For these examples I’ll be visualizing crime data from the city of San Francisco. I’m using two full years of crime, 2009 and 2010. You can download the crime data yourself if you want to play with it.
One note about these charts: there are no y-axis labels and each chart is relative to itself. I was interested in exploring the problem of visualizing the hourly patterns, not necessarily being able to know exactly how many crimes occurred at a certain hour. The highest bar in each chart does not always mean the same value. It simply means that’s the hour with the most crimes for that particular crime type.
Here’s an example of a crime the has an interesting day-time pattern, burglary. Notice the nice peak right when everyone leaves their homes unguarded as they go off to work.
And here’s a contrasting example of a crime that’s primarily a night-time activity, public intoxication.
Notice the nice nearly-linear build up all the way from about 9am up to the peak at midnight, then the dropoff after 2am (when the bars close in San Francisco).
There are a few crimes that are even more polarized. Arrests for driving under the influence have a nice distribution curve that peaks at midnight.
And prostitution is also primarily a night-time activity in San Francisco. There are two peaks, one just after work around 6-7pm, and then another a bit later in the evening at 11pm.
Small Multiples for Comparison
One way to compare different kinds of data is to use small multiples, which relies on small charts all laid out together to make it easy for your eyes to scan. These Double-Time charts work well in small multiples because you can quickly scan to see the difference between predominantly daytime crimes (large yellow areas in the top half) versus night-time crimes (blue areas in the bottom half). For instance, to get a better view of burglary, we can look at the sub-categorizations.
We can see that residential burglaries occur in the morning when people leave for work, whereas burglaries of a store are either late-afternoon or evening crimes.
The same approach can be used to compare many different types of crimes:
Or we can remove the x-axis and strip down the extra whitespace in the charts to get an even more compact view:
Summary/Revisiting the Goals
Now to circle back around to what I was trying to accomplish with this type of chart. There were two main goals: preserving the continuity of the data and putting the data into the context of your day.
To preserve continuity I’ve duplicated the data, which allows for a nice continuous linear chart that covers any important time range. If you’re interested in day-time trends you can look at the top chart. If you’re interested in night-time trends you can look at the bottom chart. But in either case you get a full, continuous range to put the trend in context.
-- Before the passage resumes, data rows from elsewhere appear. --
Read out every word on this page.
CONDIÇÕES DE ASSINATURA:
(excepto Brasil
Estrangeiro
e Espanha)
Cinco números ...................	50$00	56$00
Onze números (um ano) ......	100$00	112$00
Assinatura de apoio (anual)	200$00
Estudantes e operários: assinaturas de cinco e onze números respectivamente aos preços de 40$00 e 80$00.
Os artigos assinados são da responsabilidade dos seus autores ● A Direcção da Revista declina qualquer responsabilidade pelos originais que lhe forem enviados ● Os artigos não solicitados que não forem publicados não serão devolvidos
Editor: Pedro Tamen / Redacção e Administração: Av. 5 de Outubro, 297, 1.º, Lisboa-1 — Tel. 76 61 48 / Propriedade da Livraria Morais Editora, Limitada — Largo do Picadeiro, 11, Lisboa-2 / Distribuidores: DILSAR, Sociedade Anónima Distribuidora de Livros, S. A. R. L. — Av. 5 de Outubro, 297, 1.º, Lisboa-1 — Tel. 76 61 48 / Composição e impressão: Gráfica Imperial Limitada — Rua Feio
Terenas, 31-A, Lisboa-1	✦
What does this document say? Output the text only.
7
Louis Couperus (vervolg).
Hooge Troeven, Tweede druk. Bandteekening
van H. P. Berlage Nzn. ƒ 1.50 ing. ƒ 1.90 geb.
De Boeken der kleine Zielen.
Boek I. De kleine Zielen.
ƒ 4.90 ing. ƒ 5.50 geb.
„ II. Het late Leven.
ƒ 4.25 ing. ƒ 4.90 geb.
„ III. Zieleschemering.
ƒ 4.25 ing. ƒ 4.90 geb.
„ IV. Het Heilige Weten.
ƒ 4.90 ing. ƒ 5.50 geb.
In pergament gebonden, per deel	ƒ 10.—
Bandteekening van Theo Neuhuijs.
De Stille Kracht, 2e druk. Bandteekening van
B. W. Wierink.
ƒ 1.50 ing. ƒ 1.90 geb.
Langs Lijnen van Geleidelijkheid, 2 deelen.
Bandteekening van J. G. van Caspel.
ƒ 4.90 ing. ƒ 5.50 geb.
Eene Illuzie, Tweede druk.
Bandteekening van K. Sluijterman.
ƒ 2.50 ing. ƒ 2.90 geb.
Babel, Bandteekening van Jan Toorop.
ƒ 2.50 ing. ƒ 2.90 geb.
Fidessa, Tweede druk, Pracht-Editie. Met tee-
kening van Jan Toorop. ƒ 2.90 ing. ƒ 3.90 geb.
To further put the data in context I’ve added some simple coloring to highlight the day-time vs night-time ranges. The x-axis labels (showing 6am, noon, 6pm, etc) give you some further context that helps you categorize the data. If you split the chart in quadrants you get rough categories for morning (top-left), afternoon (top-right), evening (bottom-left) and night (bottom-right).
The Big Caveat
This is just a simple design experiment. I’m making no claims about the efficacy of this chart. I have not run any studies to validate that this chart is clear to viewers or is any better (or worse) than any other visualization. I don’t even know if I myself think this is an effective chart. I’m just trying to spur a bit of a discussion and some experimentation around the problem of visualizing cyclical hourly data. So what do you think?
I’ll be posting another (even more experimental) take on this same topic shortly.